Prior to surgery, Moreno consulted with UAMS’ Marcus Moody, MD, a facial plastic and reconstructive surgery specialist, who agreed that the facial bone fractures could be repaired at a later date.
The Challenge
Success depended on reintroducing blood supply via a microvascular anastomosis of the facial artery to the angular artery and microvascular anastomosis of the retromandibular vein to the facial vein. Given the nature of the injury, the vessels were severely damaged at the point where they were transected. In order to overcome this problem the vessels were dissected from the transection site until they appeared less damaged, and the anastomosis was made at that point. This was one of the most technically challenging aspects of the case. Very short vessels forced the release of some tissues in the face and neck in order to achieve a tension-free anastomosis.
Moreno worked as quickly as possible, completing the replantation in about two hours, maintaining the total ischemia time just under eight hours.
Six days after surgery, while the patient remained sedated in the ICU, the retromandibular vein thrombosed and the patient was taken back into surgery to repair the clotted vessel.

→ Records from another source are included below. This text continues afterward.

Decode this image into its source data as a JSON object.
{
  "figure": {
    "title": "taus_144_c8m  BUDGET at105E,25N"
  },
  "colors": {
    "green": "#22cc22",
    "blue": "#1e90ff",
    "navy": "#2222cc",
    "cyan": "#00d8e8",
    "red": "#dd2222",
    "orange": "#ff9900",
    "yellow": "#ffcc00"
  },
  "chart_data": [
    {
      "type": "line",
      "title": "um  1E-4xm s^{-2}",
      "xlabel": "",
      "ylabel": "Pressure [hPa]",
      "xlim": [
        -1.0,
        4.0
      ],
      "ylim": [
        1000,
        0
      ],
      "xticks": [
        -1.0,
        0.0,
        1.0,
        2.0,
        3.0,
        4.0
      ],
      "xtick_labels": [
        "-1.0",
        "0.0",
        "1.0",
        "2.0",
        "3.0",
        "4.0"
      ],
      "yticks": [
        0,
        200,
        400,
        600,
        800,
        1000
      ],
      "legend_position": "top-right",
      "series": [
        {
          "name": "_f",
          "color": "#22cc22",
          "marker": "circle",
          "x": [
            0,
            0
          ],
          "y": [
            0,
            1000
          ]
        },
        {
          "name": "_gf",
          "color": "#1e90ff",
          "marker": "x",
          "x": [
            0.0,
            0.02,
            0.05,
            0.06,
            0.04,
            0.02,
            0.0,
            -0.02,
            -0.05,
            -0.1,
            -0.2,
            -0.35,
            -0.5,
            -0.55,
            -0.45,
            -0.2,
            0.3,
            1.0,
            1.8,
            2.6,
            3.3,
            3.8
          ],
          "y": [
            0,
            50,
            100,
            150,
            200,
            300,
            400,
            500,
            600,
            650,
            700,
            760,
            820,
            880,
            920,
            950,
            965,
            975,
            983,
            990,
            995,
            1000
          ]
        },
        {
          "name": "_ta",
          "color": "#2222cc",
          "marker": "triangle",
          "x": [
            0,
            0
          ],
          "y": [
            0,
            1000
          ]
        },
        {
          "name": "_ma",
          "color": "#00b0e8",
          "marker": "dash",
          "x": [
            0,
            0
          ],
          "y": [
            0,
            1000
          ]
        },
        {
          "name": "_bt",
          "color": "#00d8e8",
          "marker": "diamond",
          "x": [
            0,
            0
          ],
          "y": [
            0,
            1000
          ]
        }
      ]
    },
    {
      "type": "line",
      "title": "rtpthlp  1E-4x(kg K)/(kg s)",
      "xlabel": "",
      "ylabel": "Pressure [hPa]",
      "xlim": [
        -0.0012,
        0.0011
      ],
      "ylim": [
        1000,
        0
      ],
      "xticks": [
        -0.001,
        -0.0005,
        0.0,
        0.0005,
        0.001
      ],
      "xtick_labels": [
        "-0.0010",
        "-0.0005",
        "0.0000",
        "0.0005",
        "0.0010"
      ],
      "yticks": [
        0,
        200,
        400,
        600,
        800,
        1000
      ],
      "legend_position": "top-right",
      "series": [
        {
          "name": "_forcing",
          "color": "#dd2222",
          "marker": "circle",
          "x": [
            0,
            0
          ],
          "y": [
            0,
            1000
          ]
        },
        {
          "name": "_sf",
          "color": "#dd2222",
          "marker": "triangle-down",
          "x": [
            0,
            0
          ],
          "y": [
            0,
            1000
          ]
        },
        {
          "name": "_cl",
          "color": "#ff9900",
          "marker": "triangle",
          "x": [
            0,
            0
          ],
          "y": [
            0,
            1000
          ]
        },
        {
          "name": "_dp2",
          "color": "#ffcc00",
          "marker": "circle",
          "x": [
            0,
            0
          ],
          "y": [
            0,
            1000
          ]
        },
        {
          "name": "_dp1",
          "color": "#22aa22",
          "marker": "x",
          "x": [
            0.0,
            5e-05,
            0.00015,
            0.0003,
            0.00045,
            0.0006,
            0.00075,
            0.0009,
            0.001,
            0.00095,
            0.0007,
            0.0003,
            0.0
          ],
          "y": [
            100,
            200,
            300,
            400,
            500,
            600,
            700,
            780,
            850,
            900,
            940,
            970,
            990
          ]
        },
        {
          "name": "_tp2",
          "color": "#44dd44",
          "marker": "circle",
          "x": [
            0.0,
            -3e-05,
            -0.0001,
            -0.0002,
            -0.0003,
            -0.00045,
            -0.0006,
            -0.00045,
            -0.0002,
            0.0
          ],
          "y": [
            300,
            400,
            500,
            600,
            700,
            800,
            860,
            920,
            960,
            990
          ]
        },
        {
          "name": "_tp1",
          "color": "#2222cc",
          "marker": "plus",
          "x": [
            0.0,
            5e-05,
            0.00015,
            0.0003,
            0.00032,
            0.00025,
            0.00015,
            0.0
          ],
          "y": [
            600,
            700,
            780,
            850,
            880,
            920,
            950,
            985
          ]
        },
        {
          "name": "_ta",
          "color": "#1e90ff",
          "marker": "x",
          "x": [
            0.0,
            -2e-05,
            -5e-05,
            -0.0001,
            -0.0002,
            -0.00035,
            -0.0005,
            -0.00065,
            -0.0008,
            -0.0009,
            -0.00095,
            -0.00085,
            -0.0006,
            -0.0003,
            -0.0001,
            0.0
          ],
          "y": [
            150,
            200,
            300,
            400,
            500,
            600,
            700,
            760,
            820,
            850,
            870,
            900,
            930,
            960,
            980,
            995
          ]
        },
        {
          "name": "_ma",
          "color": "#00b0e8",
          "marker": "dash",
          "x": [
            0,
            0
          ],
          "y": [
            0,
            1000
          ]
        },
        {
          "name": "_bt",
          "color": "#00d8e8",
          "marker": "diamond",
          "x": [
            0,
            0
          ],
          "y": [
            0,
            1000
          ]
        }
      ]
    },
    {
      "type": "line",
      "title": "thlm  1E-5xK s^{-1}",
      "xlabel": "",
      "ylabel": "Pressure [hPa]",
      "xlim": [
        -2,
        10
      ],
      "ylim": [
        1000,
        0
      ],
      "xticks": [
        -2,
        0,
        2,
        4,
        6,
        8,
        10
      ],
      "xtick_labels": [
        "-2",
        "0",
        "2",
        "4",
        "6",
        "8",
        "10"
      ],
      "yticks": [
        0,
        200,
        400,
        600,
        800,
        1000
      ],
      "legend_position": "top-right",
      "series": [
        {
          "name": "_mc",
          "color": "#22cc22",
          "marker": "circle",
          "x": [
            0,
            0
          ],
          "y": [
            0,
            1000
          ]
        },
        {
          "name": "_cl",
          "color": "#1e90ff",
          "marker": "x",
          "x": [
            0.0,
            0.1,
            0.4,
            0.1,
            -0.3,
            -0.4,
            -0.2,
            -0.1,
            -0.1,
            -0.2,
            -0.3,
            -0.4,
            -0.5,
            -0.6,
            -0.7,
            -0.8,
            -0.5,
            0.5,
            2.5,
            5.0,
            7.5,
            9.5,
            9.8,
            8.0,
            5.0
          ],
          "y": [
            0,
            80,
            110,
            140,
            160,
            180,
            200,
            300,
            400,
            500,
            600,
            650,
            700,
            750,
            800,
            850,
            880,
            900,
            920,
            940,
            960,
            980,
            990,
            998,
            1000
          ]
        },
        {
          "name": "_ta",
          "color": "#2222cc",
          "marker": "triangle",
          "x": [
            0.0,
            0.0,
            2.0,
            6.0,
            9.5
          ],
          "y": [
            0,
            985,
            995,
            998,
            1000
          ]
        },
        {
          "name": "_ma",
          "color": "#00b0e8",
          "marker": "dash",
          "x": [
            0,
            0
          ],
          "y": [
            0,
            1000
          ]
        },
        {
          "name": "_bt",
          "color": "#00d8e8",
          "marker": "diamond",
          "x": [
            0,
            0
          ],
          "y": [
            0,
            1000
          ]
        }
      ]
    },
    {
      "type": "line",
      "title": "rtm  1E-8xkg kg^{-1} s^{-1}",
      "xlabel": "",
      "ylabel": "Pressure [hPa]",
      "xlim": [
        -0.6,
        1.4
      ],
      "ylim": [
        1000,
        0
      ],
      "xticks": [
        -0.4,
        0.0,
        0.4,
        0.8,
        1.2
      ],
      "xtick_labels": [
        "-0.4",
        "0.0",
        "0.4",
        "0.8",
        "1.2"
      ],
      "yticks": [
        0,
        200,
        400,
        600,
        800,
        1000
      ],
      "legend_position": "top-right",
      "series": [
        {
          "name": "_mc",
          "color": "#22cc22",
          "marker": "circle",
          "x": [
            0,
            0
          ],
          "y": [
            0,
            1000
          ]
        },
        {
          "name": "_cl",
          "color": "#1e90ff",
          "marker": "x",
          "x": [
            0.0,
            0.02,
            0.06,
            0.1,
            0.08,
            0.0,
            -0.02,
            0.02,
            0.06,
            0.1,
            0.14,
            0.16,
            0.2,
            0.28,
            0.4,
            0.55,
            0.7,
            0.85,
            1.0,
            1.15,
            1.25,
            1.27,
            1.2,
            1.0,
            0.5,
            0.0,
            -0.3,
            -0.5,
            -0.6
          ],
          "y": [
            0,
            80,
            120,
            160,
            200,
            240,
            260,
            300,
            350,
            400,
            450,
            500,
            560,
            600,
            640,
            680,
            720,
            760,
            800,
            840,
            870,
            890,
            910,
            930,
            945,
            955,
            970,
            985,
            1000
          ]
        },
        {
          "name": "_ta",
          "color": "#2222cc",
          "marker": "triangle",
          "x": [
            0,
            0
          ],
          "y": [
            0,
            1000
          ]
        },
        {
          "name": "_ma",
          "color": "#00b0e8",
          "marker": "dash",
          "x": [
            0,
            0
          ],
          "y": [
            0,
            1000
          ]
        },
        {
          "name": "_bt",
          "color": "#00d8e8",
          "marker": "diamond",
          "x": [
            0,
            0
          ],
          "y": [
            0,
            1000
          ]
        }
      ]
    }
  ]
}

Two days later the same vessel thrombosed again requiring a third – and final – microsurgical procedure.
The episodes of thrombosis likely were related to the vessel trauma that resulted from the accident.
Leeches Help
Because the tissue was unable to accommodate the increased blood flow, medical leeches were flown to UAMS and applied to the replanted tissue for 72 hours. The leeches corrected the venous insufficiency, which can have the same deleterious effect as when replanted tissue gets too little blood supply.
The replantation was a success. It appears to be the largest composite nasal replantation in the medical literature of about 15 cases described worldwide.
Ninety percent of the tissue survived; only a small portion of the patient’s nose and right cheek did not survive, but that tissue can be replaced.
The patient lost vision in his right eye, and the right side of his face is paralyzed as a result of the trauma. Multiple procedures will be needed to repair the numerous facial fractures, restore facial symmetry and achieve the best possible cosmetic and functional outcome.
Kudos to UAMS.


Chrysalis said...

What an amazing thing. That poor man. I am just amazed at the things that are being done today. Can you imagine trying to do this?

mary beth said...

WOW! Amazing. Thanks for posting this.

Cynthia Bailey MD said...

This is truly amazing. Thanks for putting it on your blog where I could see it.